Islamic Realpolitik in Egypt
Free elections in Egypt won the Muslim Brotherhood 48% of the vote and gained 22% for the Salafis, but this has not been taken by either group as a mandate to recreate the country according to some version of shari’a law .
It’s still the economy not ideology that motivates Egyptian voters in this period of change.
(Digression: Groups labeled “secular” and “liberal” did less well than was expected, in part because these terms are not actually what defines the various parties so labeled. The so-called “secular” and “liberal” parties range from Marxists to folks who link to US libertarian sites on their web sites. What kind of coherent coalition can such folks form?)
Both the Salafists and the Brotherhood are aware that their elections owe more to a trust in their honesty (as pious Muslims), their organization, and their longstanding opposition to the Mubarak regime than to any desire for an Islamic state.
54% of Egyptians in a recent Gallup poll said it was jobs and the economy that are most important for the new government to deal with. Only 1% called for the implementation of Shari’a in the same poll.
And economic change requires that the new Egypt not make any abrupt break with its Western allies, especially the US. The Muslim Brotherhood’s call for a “national consensus government” – which means an alliance with some of the liberal parties — stems from the organization’s recognition that a partnership with secular parties would ease concerns in the US that could lead to a reduction in US aid.
(It will also help soothe domestic concerns that the very folks who sparked the revolution that led to the fall of Mubarak will be left out of the constitutional reform and leadership process).
But the Brotherhood also faces real challenges from within, as it tries to balance its base–some of whom might cross over to the Salafist camp if they think the Brotherhood has strayed too far from its roots–and from its youth leadership, many of whom want greater transparency and democracy within the organization, and look to Turkey as a model for Egypt.

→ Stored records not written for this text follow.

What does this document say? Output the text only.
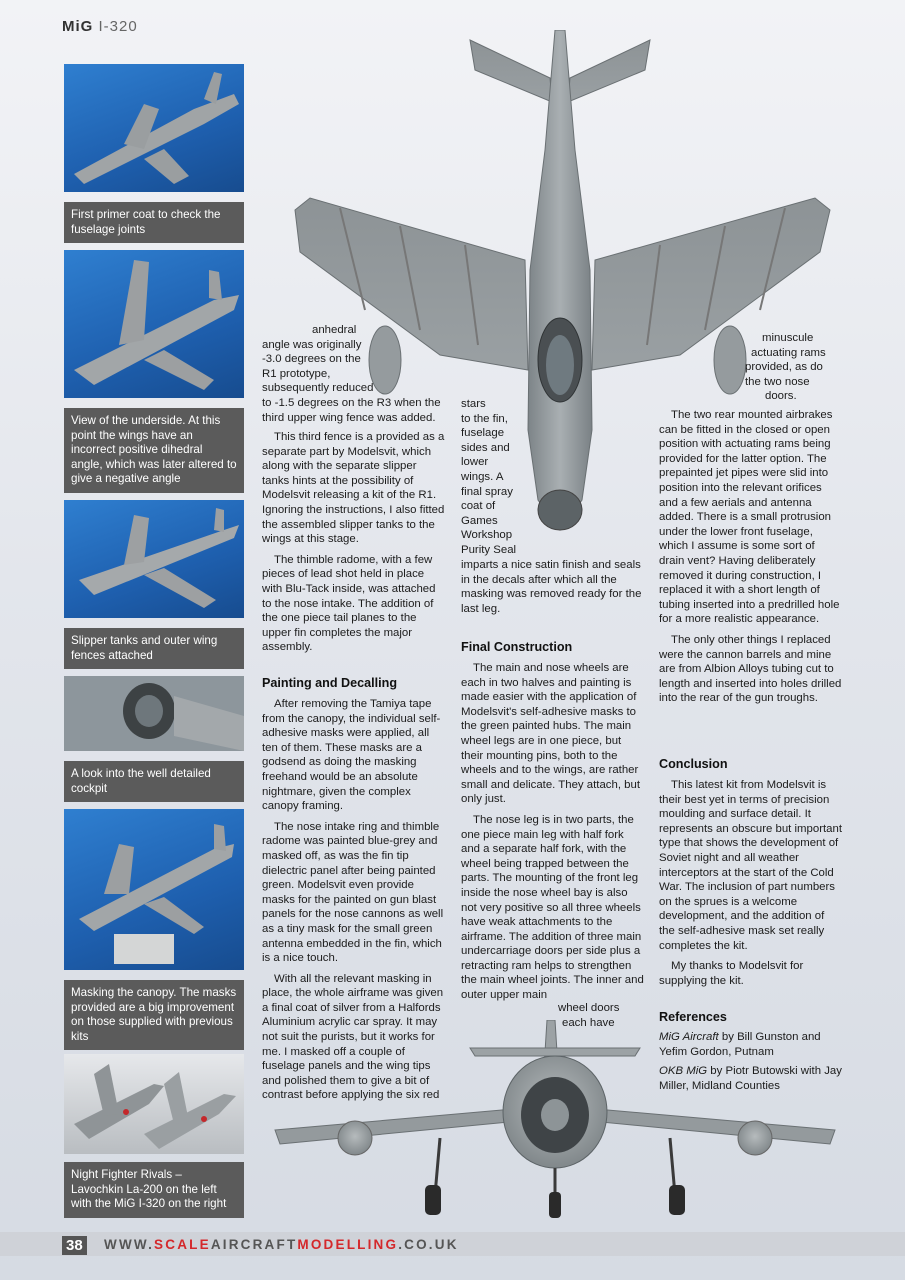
MiG I-320
First primer coat to check the fuselage joints
View of the underside. At this point the wings have an incorrect positive dihedral angle, which was later altered to give a negative angle
Slipper tanks and outer wing fences attached
A look into the well detailed cockpit
Masking the canopy. The masks provided are a big improvement on those supplied with previous kits
Night Fighter Rivals – Lavochkin La-200 on the left with the MiG I-320 on the right
anhedral
angle was originally
-3.0 degrees on the
R1 prototype,
subsequently reduced
to -1.5 degrees on the R3 when the
third upper wing fence was added.

This third fence is a provided as a separate part by Modelsvit, which along with the separate slipper tanks hints at the possibility of Modelsvit releasing a kit of the R1. Ignoring the instructions, I also fitted the assembled slipper tanks to the wings at this stage.

The thimble radome, with a few pieces of lead shot held in place with Blu-Tack inside, was attached to the nose intake. The addition of the one piece tail planes to the upper fin completes the major assembly.

Painting and Decalling

After removing the Tamiya tape from the canopy, the individual self-adhesive masks were applied, all ten of them. These masks are a godsend as doing the masking freehand would be an absolute nightmare, given the complex canopy framing.

The nose intake ring and thimble radome was painted blue-grey and masked off, as was the fin tip dielectric panel after being painted green. Modelsvit even provide masks for the painted on gun blast panels for the nose cannons as well as a tiny mask for the small green antenna embedded in the fin, which is a nice touch.

With all the relevant masking in place, the whole airframe was given a final coat of silver from a Halfords Aluminium acrylic car spray. It may not suit the purists, but it works for me. I masked off a couple of fuselage panels and the wing tips and polished them to give a bit of contrast before applying the six red

stars
to the fin,
fuselage
sides and
lower
wings. A
final spray
coat of
Games
Workshop
Purity Seal

imparts a nice satin finish and seals in the decals after which all the masking was removed ready for the last leg.

Final Construction

The main and nose wheels are each in two halves and painting is made easier with the application of Modelsvit's self-adhesive masks to the green painted hubs. The main wheel legs are in one piece, but their mounting pins, both to the wheels and to the wings, are rather small and delicate. They attach, but only just.

The nose leg is in two parts, the one piece main leg with half fork and a separate half fork, with the wheel being trapped between the parts. The mounting of the front leg inside the nose wheel bay is also not very positive so all three wheels have weak attachments to the airframe. The addition of three main undercarriage doors per side plus a retracting ram helps to strengthen the main wheel joints. The inner and outer upper main

wheel doors
each have
minuscule
actuating rams
provided, as do
the two nose
doors.

The two rear mounted airbrakes can be fitted in the closed or open position with actuating rams being provided for the latter option. The prepainted jet pipes were slid into position into the relevant orifices and a few aerials and antenna added. There is a small protrusion under the lower front fuselage, which I assume is some sort of drain vent? Having deliberately removed it during construction, I replaced it with a short length of tubing inserted into a predrilled hole for a more realistic appearance.

The only other things I replaced were the cannon barrels and mine are from Albion Alloys tubing cut to length and inserted into holes drilled into the rear of the gun troughs.

Conclusion

This latest kit from Modelsvit is their best yet in terms of precision moulding and surface detail. It represents an obscure but important type that shows the development of Soviet night and all weather interceptors at the start of the Cold War. The inclusion of part numbers on the sprues is a welcome development, and the addition of the self-adhesive mask set really completes the kit.

My thanks to Modelsvit for supplying the kit.

References
MiG Aircraft by Bill Gunston and Yefim Gordon, Putnam
OKB MiG by Piotr Butowski with Jay Miller, Midland Counties
38 WWW.SCALEAIRCRAFTMODELLING.CO.UK
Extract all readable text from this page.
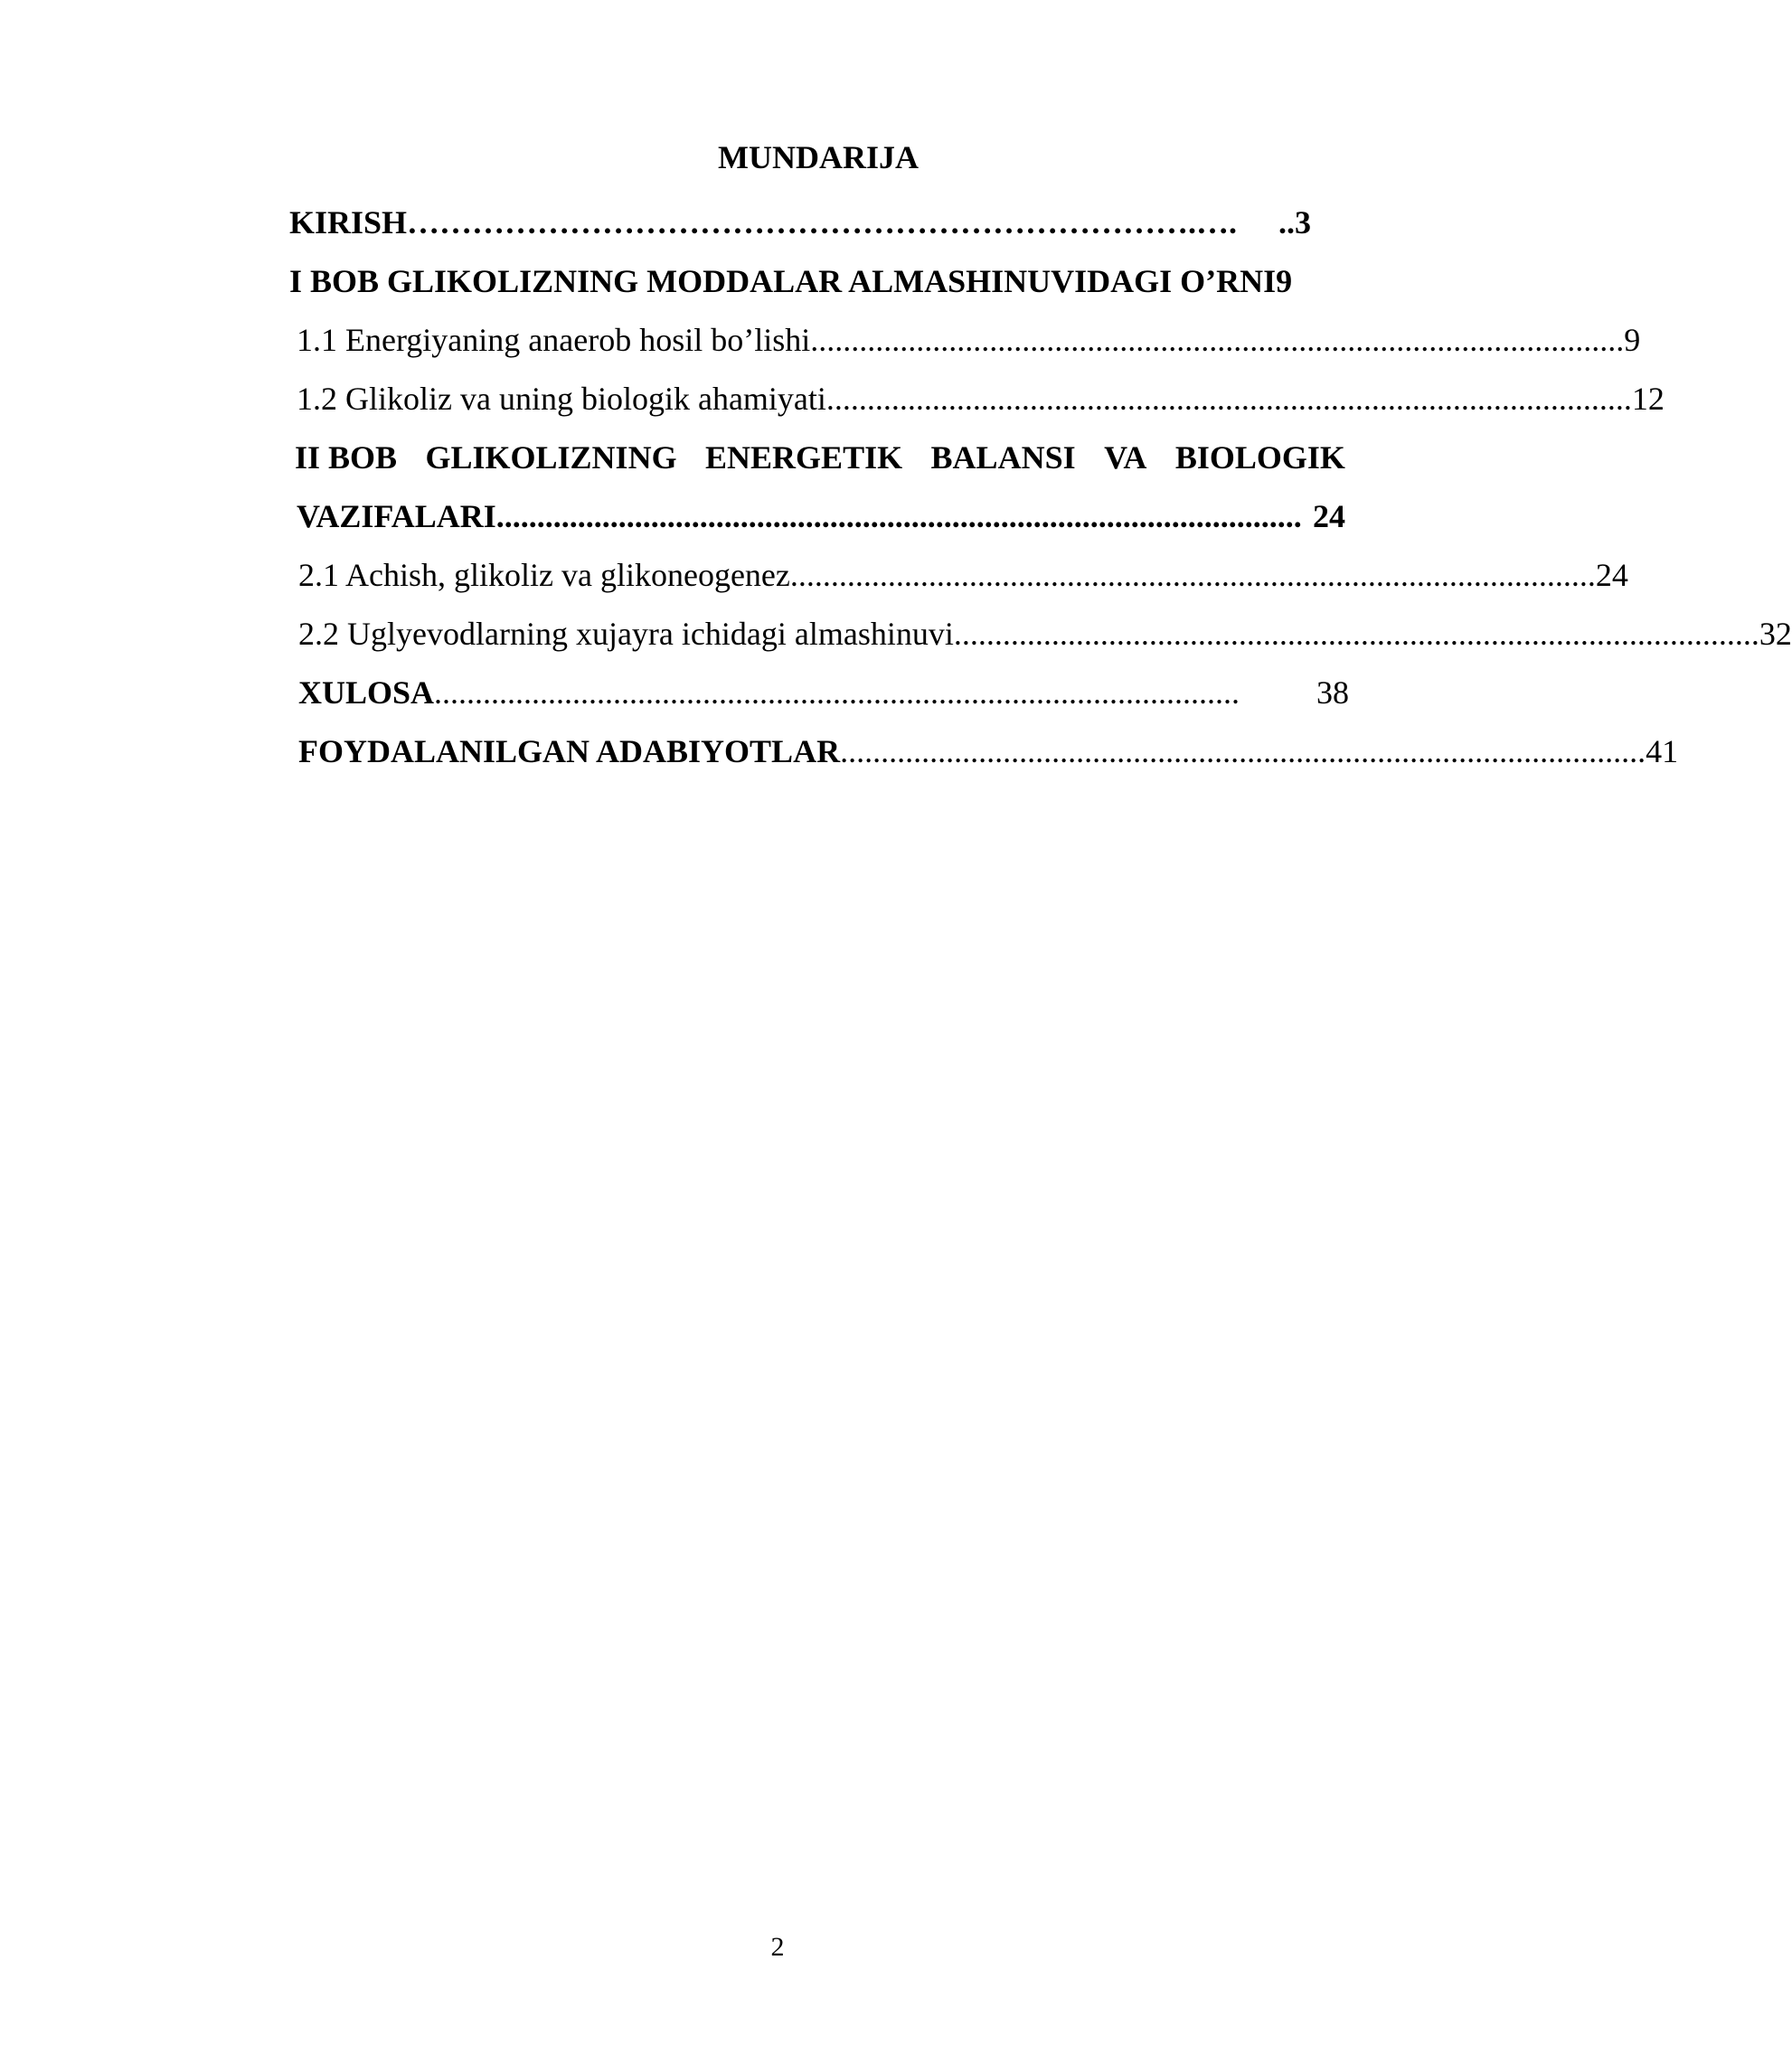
MUNDARIJA
KIRISH ……………………………………………………………….….	..3
I BOB GLIKOLIZNING MODDALAR ALMASHINUVIDAGI O’RNI9
1.1 Energiyaning anaerob hosil bo’lishi ................................................................................................... .9
1.2 Glikoliz va uning biologik ahamiyati ................................................................................................... 12
II BOB GLIKOLIZNING ENERGETIK BALANSI VA BIOLOGIK
VAZIFALARI ................................................................................................... 24
2.1 Achish, glikoliz va glikoneogenez ................................................................................................... 24
2.2 Uglyevodlarning xujayra ichidagi almashinuvi ................................................................................................... 32
XULOSA ...................................................................................................	38
FOYDALANILGAN ADABIYOTLAR ................................................................................................... 41
2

To show their new focus on the economy, Brotherhood leadership met shortly after elections with hotel owners and foreign tour operators to renew its commitment to the tourism industry, and to promise not to implement a ban on alcohol and bikinis, as has been called for by some sheikhs. Tourism is down by more than thirty percent and is central to the Egyptian economy.
The Brotherhood has pledged itself to reign in corruption and reduce the bureaucratic red tape that hobbles so many Egyptian enterprises (and about which I write in detail in Connected In Cairo).
Interestingly, as an article in the Wall Street Journal pointed out, they are reaching out to multinational corporations—widely mistrusted because of their ties to the crony capitalism of the regime, and to international banks, in spite of the fact that these practice non-Islamic (i.e. interest-based) lending.
The Brotherhood has even come out in favor of a loan from the International Monetary Fund.
[Mind you, I’m not saying these are good things—IMF loans and advice have been hugely detrimental to Egypt in the past, often creating huge debt problems and widening the wealth-poverty gap. I’m just trying to interpret the current positions being taken by the Brotherhood and the Salafis]
In a cogent article in Fikra Forum, Mohamed Bechri has called the symbolic positioning of Islamic parties in Egypt and Tunisia “Islamic Realpolitik.” He writes:
The Palestinian issue was the first to be sacrificed on the altar of this newly-founded Islamist “realpolitik.” The Brotherhood leadership was quick to assure the United States that it will abide by the peace treaty with Israel, as it was reported by State Department Spokeswoman Victoria Nuland.
And even the Salafis, who have an interest to outbid the Brotherhood on this issue, indicated through their Spokesman Yousry Hammad that they are not embarrassed to talk directly to Israeli radio to announce the party’s commitment to abide by the treaty.
There is a lot riding on this. The real question is what will happen five years from now if most Egyptians do not feel that the economy is getting better, and is now benefitting all Egyptians and not only an elite.
Because if they can’t ride into the next election touting their economic successes, the Brotherhood may well decide to shift back to its old slogan, “God is the answer.”
Or, as Heba Morayef of Human Rights Watch told the Wall Street Journal, “It’s a big fear that, if they can’t fix the economy, they’ll try to instead clean-up society.”